Onwards. Converse have just launched an initative called 'Three artists, one song' to promote their association with all different sorts of muzak. From indie to hip hop, it appears to be all there. Have a listen:

You can download that bad boy from the Converse site as well, if you like it. The work's courtesy of Anomaly.

Tabula rasa, for those of you not bothered enough by it to use Wikipedia, is a concept which suggests that we are born with no innate memories at all – that we are uniquely a product of our experiences. Stephen Pinker disagrees with it, as it happens. Fine, all well and good, you might ask. So – what the hell does this have to do with Mr NERD?

Thinking about it further, I think it’s obvious that we are the product of our earliest days. It’s why I’m still so fond of Graceland, why I feel no shame in having read (and re-read) books like Fantastic Mr Fox or The Whitby Witches. And this, in turn, is why African music and macabre humour still plays a great role in my emotions and thoughts.

And if we accept this (that we're essentially a blank slate when we're born), it would make sense to assume that someone who has the ability to tug on a wide variety of interests, someone with this polymathic ability such as Pharrell (with a healthy dollop of just generally being a cool guy), can still really cut through.He’s not nailed to a precise genre. Being unclassifiable means that he doesn’t fall into any of the traps that the average celebrity does when they advertise a certain sort of product, or why he’s a PR man’s wet dream; simply put, he’s a swiss army knife celeb.

Now, I’m not quite so convinced that Julian Casablancas is like this – he’s a rich bugger already who, whilst cool, isn’t the polymath in the same way that someone like Pharrell is. He doesn’t really represent the brand of Converse in the ad/music video. He’s too one dimensional, as far as I can see. An indie singer with an interesting (some might say awful) voice.

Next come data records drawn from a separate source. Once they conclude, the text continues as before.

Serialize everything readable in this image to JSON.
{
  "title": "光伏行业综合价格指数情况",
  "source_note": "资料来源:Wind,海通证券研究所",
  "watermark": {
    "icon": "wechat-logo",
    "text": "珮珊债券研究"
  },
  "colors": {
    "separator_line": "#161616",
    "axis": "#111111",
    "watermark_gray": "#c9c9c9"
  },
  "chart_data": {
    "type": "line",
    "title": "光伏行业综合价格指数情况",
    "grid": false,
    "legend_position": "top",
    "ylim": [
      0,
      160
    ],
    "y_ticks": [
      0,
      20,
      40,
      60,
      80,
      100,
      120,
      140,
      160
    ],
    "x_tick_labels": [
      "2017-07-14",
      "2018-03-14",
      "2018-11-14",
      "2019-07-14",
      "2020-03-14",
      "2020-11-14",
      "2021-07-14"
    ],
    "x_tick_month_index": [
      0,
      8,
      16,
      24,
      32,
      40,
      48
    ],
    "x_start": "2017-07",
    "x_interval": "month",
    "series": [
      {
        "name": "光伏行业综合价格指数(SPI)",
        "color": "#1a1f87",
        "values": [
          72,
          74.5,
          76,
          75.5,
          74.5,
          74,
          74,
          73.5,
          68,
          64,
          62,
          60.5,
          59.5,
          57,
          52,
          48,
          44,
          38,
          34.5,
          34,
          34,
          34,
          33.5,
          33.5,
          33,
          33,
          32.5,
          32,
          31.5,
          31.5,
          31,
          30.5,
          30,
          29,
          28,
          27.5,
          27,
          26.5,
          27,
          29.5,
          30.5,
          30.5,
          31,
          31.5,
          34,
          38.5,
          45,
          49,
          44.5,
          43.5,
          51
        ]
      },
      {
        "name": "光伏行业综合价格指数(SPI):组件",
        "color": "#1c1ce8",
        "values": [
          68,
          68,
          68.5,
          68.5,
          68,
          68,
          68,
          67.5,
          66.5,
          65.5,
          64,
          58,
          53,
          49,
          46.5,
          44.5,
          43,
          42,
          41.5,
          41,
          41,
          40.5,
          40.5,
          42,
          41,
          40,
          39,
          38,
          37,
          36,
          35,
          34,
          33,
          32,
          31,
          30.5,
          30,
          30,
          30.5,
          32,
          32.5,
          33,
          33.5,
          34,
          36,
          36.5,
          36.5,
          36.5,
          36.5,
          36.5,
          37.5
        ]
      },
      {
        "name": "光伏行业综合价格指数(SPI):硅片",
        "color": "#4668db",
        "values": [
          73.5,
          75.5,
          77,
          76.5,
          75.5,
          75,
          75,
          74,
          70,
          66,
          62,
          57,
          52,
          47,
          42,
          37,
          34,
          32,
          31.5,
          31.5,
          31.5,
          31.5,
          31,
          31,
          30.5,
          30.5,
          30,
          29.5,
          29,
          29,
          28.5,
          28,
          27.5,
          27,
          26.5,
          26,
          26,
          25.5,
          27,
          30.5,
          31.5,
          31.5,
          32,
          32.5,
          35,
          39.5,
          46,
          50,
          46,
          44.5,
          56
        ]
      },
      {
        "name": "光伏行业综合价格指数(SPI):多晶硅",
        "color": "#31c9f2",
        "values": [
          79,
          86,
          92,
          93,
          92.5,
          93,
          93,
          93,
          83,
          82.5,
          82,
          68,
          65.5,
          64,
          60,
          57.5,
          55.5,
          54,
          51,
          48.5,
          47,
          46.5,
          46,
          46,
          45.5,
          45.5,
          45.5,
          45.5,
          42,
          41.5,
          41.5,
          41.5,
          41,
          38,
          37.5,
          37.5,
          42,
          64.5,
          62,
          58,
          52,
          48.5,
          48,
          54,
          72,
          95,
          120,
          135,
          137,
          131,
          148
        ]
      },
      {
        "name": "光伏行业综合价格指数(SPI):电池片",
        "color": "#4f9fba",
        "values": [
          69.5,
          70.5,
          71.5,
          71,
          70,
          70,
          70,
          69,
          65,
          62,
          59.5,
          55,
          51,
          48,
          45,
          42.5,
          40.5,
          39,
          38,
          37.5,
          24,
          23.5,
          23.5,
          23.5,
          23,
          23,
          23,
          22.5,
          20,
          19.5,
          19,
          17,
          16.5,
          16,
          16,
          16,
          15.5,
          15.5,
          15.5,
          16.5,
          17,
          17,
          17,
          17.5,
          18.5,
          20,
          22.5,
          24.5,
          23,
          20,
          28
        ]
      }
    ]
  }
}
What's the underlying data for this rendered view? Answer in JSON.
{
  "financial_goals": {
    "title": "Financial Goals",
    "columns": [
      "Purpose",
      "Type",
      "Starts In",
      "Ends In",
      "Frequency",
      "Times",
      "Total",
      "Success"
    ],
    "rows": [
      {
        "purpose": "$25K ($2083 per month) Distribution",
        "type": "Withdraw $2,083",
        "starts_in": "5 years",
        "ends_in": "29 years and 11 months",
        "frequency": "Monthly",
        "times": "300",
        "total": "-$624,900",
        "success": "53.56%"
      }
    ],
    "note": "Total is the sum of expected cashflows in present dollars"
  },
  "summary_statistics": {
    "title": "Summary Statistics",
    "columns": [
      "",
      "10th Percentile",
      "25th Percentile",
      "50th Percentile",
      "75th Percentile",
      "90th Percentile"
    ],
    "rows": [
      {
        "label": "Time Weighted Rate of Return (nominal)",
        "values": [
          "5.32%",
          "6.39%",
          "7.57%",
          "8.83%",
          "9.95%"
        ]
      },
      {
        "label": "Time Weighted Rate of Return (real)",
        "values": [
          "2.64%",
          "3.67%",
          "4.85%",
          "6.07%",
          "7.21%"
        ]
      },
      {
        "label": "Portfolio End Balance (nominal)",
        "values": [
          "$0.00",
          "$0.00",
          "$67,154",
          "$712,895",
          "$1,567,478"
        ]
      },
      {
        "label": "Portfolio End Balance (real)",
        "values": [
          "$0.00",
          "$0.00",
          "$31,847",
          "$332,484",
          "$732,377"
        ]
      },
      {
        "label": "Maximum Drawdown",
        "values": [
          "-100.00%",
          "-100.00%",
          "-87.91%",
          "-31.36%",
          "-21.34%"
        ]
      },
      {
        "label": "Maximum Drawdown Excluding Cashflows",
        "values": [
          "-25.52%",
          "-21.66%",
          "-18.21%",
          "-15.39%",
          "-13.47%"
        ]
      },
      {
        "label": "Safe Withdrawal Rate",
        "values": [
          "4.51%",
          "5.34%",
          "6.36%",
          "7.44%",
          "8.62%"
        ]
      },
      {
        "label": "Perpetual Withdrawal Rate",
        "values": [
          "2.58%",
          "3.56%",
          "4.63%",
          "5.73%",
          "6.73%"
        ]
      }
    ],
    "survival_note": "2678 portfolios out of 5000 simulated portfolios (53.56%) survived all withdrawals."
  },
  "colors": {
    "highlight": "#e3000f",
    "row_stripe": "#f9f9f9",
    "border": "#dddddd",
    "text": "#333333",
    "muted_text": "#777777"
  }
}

So perhaps it’s fairly evident. If you are a brand which is founded on the notion of customisability, of allowing people to play, and, as a result, get emotional with your product or service, then using a 360’, deep and thoroughly multi-skilled and recombinant thinker and do-er like Pharrell makes sense.

Hell, even if the brand was comparatively mundane, he’d work much better than the average celeb, simply because he can’t be defined, and has a much greater chance of garnering an emotional response from us; making us (as Feldwick says - caution, opens a pdf), more likely to buy a product/service/thing.

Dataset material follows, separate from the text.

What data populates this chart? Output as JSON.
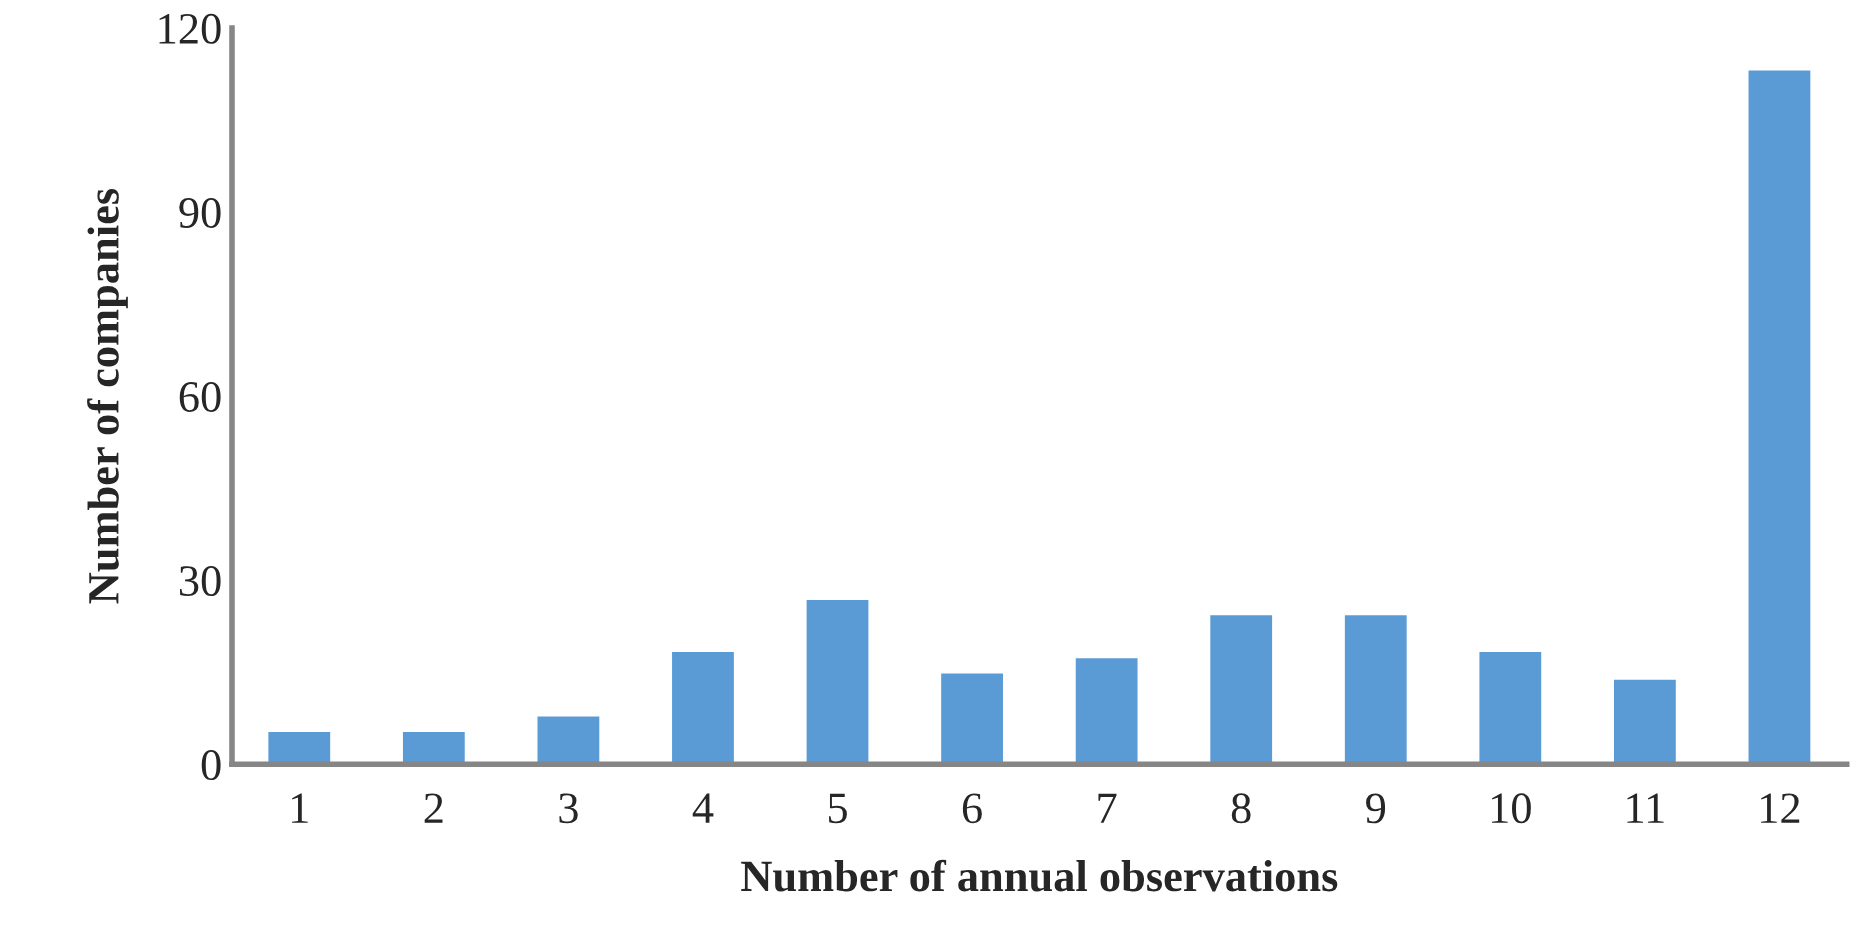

Of course, it obviously matters that the song is damned fantastic, and that the content is just generally able to be used as an ad/viral/music video (some of the executions don't use the Converse signoff). Engaging emotional content (either through what it says or celebrity associations) will always have a home in any comms mix.

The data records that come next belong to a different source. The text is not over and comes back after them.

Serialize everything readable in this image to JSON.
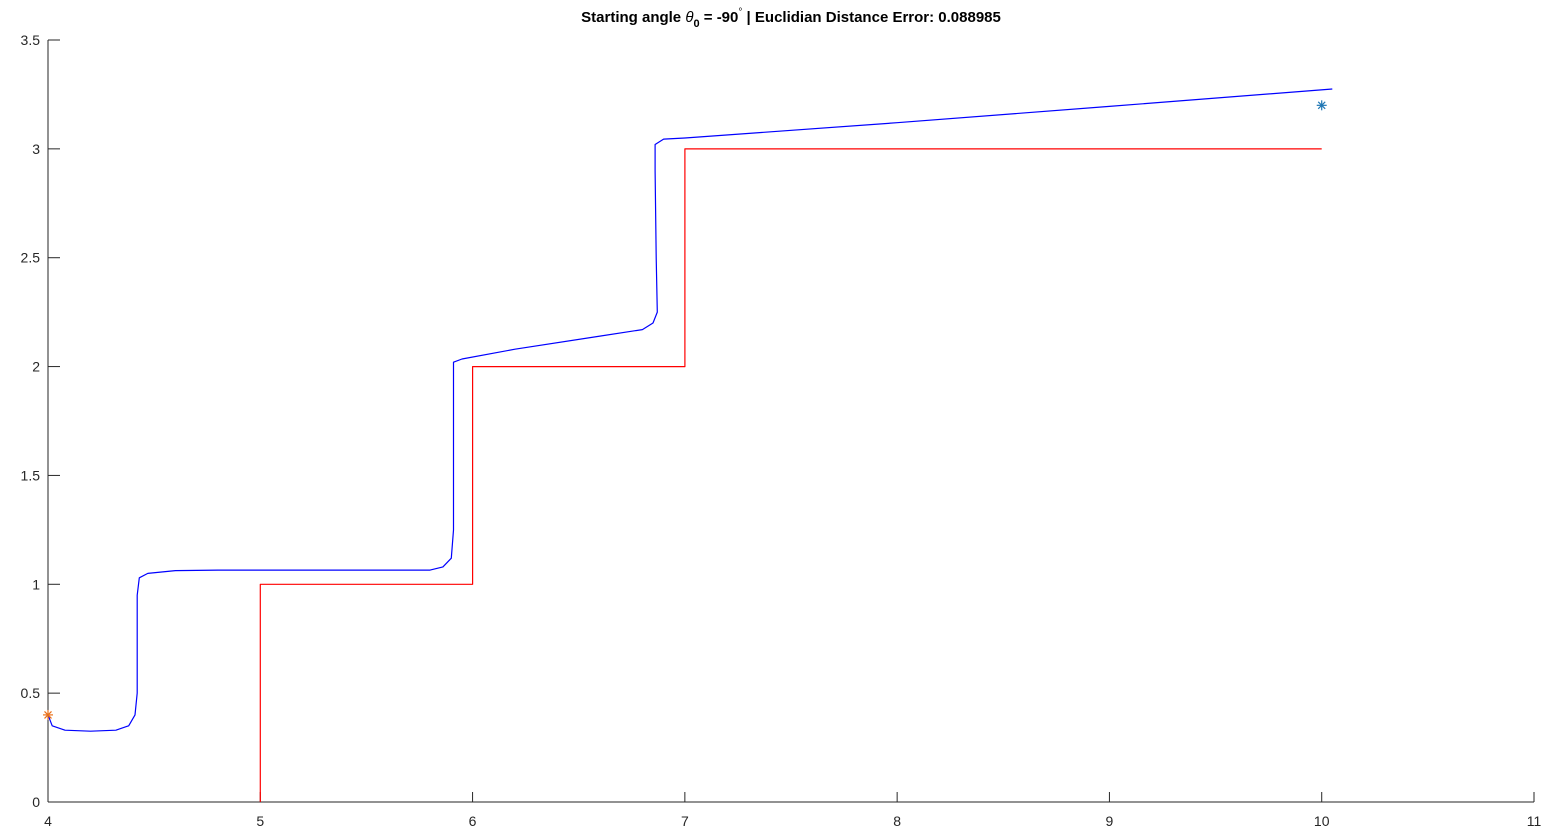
{
  "chart_data": {
    "type": "line",
    "title_parts": {
      "prefix": "Starting angle ",
      "theta": "θ",
      "sub": "0",
      "mid": " = -90",
      "deg": "°",
      "suffix": "  |  Euclidian Distance Error: 0.088985"
    },
    "xlim": [
      4,
      11
    ],
    "ylim": [
      0,
      3.5
    ],
    "xticks": [
      "4",
      "5",
      "6",
      "7",
      "8",
      "9",
      "10",
      "11"
    ],
    "yticks": [
      "0",
      "0.5",
      "1",
      "1.5",
      "2",
      "2.5",
      "3",
      "3.5"
    ],
    "grid": false,
    "series": [
      {
        "color": "#ff0000",
        "points": [
          [
            5,
            0
          ],
          [
            5,
            1
          ],
          [
            6,
            1
          ],
          [
            6,
            2
          ],
          [
            7,
            2
          ],
          [
            7,
            3
          ],
          [
            10,
            3
          ]
        ]
      },
      {
        "color": "#0000ff",
        "points": [
          [
            4.0,
            0.4
          ],
          [
            4.02,
            0.35
          ],
          [
            4.08,
            0.33
          ],
          [
            4.2,
            0.325
          ],
          [
            4.32,
            0.33
          ],
          [
            4.38,
            0.35
          ],
          [
            4.41,
            0.4
          ],
          [
            4.42,
            0.5
          ],
          [
            4.42,
            0.95
          ],
          [
            4.43,
            1.03
          ],
          [
            4.47,
            1.05
          ],
          [
            4.6,
            1.063
          ],
          [
            4.8,
            1.065
          ],
          [
            5.5,
            1.065
          ],
          [
            5.8,
            1.065
          ],
          [
            5.86,
            1.08
          ],
          [
            5.9,
            1.12
          ],
          [
            5.91,
            1.25
          ],
          [
            5.91,
            1.9
          ],
          [
            5.91,
            2.02
          ],
          [
            5.95,
            2.035
          ],
          [
            6.2,
            2.08
          ],
          [
            6.6,
            2.14
          ],
          [
            6.8,
            2.17
          ],
          [
            6.85,
            2.2
          ],
          [
            6.87,
            2.25
          ],
          [
            6.865,
            2.5
          ],
          [
            6.86,
            2.9
          ],
          [
            6.86,
            3.02
          ],
          [
            6.9,
            3.045
          ],
          [
            7.0,
            3.05
          ],
          [
            8.0,
            3.12
          ],
          [
            9.0,
            3.195
          ],
          [
            10.05,
            3.275
          ]
        ]
      }
    ],
    "markers": [
      {
        "x": 4.0,
        "y": 0.4,
        "symbol": "*",
        "color": "#e8701a"
      },
      {
        "x": 10.0,
        "y": 3.2,
        "symbol": "*",
        "color": "#1f77b4"
      }
    ]
  }
}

It’s just bloody expensive to buy up these multi-talented folk, and just as costly to use less-skilled celebs for a product which doesn’t really fit with the association. But the dartboard does get bigger the more talented the person who endorses the product is. More likely to tweak an emotional response, more likely to buy the product. Easy, eh?
Well, maybe not. What happens if you don't want to use a celebrity, and your product is either functional or just dull as ditchwater?

Certainly, no amount of celebrity endorsement or clever seeding will lead to a rise in sales. In fact, you might as well be using your product as a doorstop, for all the good it would seem to do you (and I think celebrity endorsements, if handled wrongly, can be bloody dangerous).
I think in that case, it's time for a good old fashioned form of tabula rasa; the blank sheet of paper. Use it to answer why (through focus groups/intelligent, focused media), and you can easily compete with some of the sexier brands.